All things are filled full of signs, and it is a wise man who can learn about one thing from another.

—Plotinus, c. 255

Everything that deceives does so by casting a spell.

—Plato, c. 375 BC

Men willingly believe what they wish.

—Julius Caesar, c. 50 BC

Have you ever, looking up, seen a cloud like to a centaur, a leopard, a wolf, or a bull?

—Aristophanes, 423 BC

The more enlightened our houses are, the more their walls ooze ghosts.

—Italo Calvino, 1967

God is alive.

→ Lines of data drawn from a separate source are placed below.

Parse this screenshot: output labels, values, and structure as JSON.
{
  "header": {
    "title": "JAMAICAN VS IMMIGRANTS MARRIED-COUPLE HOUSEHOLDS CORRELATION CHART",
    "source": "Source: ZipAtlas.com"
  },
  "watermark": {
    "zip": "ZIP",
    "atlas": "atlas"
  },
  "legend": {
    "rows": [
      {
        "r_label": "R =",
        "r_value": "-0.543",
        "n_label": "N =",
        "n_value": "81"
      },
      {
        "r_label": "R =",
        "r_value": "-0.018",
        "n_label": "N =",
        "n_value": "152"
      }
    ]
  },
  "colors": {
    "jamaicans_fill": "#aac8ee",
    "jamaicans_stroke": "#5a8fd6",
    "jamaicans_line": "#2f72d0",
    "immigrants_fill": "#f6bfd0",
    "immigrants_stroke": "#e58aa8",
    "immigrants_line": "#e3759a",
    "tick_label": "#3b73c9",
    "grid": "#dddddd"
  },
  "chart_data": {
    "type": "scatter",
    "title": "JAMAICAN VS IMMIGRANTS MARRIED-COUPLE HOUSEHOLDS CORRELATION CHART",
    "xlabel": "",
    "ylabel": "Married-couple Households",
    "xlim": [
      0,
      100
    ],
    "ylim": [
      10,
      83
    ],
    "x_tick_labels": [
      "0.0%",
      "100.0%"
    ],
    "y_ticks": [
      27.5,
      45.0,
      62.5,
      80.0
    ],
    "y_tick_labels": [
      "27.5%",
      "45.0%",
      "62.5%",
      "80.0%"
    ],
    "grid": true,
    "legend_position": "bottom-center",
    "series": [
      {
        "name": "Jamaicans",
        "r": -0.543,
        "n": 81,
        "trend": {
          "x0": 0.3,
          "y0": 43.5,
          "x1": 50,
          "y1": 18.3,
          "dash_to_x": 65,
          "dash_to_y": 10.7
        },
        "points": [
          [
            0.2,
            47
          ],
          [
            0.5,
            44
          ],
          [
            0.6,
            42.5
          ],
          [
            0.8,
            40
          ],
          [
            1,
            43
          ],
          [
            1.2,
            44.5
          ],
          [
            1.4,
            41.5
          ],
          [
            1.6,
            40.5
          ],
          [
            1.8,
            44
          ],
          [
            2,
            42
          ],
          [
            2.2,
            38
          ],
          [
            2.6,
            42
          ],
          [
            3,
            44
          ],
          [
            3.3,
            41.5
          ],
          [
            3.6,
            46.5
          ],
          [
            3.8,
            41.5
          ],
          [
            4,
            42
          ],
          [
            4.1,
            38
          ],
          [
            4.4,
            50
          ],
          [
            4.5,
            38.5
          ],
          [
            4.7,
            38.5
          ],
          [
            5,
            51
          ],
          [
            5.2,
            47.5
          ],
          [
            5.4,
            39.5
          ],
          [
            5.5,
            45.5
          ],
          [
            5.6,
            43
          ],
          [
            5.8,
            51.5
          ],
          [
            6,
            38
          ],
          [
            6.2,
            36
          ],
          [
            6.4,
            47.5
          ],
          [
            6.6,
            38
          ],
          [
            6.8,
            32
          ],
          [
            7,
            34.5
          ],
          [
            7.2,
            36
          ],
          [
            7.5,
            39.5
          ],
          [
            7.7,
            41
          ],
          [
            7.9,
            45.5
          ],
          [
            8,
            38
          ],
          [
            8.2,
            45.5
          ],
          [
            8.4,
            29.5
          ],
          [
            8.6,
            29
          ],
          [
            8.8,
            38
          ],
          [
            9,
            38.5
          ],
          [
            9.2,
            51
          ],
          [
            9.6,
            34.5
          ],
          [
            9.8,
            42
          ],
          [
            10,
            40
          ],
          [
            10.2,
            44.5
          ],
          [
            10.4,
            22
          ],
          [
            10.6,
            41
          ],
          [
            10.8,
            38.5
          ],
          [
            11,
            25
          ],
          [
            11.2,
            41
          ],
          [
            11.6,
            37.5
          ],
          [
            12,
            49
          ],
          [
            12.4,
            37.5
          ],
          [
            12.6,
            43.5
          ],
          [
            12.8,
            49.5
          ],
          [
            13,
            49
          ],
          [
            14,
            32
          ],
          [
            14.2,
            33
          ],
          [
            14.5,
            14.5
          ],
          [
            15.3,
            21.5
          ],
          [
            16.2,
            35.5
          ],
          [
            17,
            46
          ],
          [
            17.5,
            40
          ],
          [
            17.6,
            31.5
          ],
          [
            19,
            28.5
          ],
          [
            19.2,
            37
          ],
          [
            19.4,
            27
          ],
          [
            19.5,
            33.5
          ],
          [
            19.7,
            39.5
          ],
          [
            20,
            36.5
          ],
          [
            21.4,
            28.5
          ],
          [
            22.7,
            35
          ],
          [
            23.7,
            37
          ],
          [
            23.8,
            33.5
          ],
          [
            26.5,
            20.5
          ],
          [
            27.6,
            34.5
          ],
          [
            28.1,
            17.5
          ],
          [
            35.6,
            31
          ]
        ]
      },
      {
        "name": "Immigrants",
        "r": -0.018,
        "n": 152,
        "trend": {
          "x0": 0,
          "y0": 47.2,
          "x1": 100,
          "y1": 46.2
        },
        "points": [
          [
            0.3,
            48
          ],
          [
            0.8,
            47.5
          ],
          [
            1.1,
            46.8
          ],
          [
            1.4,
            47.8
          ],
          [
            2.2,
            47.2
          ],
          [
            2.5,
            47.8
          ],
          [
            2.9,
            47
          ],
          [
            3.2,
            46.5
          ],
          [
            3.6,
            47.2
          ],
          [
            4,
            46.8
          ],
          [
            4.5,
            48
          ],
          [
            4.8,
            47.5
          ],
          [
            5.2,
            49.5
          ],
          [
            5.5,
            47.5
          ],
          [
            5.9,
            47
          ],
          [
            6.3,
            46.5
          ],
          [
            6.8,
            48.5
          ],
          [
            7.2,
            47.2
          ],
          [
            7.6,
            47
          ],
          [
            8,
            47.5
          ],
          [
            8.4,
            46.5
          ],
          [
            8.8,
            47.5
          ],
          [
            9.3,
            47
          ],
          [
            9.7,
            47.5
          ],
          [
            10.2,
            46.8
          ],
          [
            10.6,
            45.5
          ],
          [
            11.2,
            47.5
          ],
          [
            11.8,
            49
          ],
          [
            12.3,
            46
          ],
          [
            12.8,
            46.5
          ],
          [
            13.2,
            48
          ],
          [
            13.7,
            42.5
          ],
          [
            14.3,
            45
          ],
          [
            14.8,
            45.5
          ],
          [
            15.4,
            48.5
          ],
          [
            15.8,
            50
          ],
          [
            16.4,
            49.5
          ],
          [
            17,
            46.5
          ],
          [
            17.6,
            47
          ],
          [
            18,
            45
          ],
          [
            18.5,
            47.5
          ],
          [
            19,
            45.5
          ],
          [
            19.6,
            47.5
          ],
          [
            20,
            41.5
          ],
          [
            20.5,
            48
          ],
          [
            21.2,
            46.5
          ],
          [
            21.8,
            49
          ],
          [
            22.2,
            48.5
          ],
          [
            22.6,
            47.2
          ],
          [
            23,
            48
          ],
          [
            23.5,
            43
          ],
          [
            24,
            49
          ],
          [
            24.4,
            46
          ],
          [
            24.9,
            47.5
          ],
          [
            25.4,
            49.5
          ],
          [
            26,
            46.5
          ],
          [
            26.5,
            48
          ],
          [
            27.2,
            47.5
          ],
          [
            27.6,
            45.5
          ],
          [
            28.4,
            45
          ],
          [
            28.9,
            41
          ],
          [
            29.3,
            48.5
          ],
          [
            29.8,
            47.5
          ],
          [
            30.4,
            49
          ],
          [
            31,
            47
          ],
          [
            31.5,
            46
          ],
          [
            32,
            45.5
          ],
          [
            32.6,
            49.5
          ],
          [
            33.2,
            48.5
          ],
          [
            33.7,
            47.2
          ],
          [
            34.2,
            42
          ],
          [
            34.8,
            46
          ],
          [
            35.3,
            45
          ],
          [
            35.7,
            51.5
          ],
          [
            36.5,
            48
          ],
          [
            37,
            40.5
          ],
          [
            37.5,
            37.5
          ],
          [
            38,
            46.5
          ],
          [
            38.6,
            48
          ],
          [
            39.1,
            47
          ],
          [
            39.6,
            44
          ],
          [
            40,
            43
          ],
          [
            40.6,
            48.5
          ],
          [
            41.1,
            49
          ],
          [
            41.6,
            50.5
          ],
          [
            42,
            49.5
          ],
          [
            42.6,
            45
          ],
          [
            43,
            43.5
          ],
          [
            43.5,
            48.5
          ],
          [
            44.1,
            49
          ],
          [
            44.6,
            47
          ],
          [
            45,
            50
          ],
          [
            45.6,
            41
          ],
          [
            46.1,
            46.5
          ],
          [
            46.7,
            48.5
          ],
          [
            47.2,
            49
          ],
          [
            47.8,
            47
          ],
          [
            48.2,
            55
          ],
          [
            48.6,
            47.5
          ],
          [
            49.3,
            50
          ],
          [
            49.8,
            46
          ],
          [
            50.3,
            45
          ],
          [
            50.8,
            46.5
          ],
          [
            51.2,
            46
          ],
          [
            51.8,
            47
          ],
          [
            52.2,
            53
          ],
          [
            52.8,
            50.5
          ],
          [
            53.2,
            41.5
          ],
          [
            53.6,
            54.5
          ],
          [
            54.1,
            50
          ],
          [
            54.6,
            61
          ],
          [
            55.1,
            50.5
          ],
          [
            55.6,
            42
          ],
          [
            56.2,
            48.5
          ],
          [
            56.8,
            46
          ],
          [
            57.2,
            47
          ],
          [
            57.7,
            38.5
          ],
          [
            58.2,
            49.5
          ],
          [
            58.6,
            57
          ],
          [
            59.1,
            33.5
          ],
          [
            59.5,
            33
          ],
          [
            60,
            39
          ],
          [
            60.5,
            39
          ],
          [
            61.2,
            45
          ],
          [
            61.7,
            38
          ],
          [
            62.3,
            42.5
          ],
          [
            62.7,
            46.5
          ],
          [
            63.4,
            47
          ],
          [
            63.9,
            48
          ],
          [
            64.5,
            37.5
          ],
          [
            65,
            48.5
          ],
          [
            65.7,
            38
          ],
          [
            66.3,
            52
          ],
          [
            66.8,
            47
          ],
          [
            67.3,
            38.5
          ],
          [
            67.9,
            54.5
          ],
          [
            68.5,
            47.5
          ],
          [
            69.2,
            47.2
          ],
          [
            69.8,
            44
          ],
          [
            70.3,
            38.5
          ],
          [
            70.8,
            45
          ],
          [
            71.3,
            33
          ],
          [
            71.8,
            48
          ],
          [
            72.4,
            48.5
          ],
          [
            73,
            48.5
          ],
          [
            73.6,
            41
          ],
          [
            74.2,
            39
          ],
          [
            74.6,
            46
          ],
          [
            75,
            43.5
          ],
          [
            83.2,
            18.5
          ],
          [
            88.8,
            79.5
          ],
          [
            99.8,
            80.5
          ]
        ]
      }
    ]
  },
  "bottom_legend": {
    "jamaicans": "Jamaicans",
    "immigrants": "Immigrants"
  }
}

Magic is afoot.

—Leonard Cohen, 1966

One thing alone not even God can do: to make undone whatever has been done.

—Aristotle, c. 350 BC

Superstitions are habits rather than beliefs.

—Marlene Dietrich, 1962

Appearances often are deceiving.

—Aesop, c. 550 BC

Nothing is so easy as to deceive one’s self; for what we wish, that we readily believe.

—Demosthenes, 349 BC

Any serious attempt to do anything worthwhile is ritualistic.

—Derek Walcott, 1986

A miracle entails a degree of irrationality—not because it shocks reason, but because it makes no appeal to it.

—Emmanuel Lévinas, 1952

There is not so contemptible a plant or animal that does not confound the most enlarged understanding.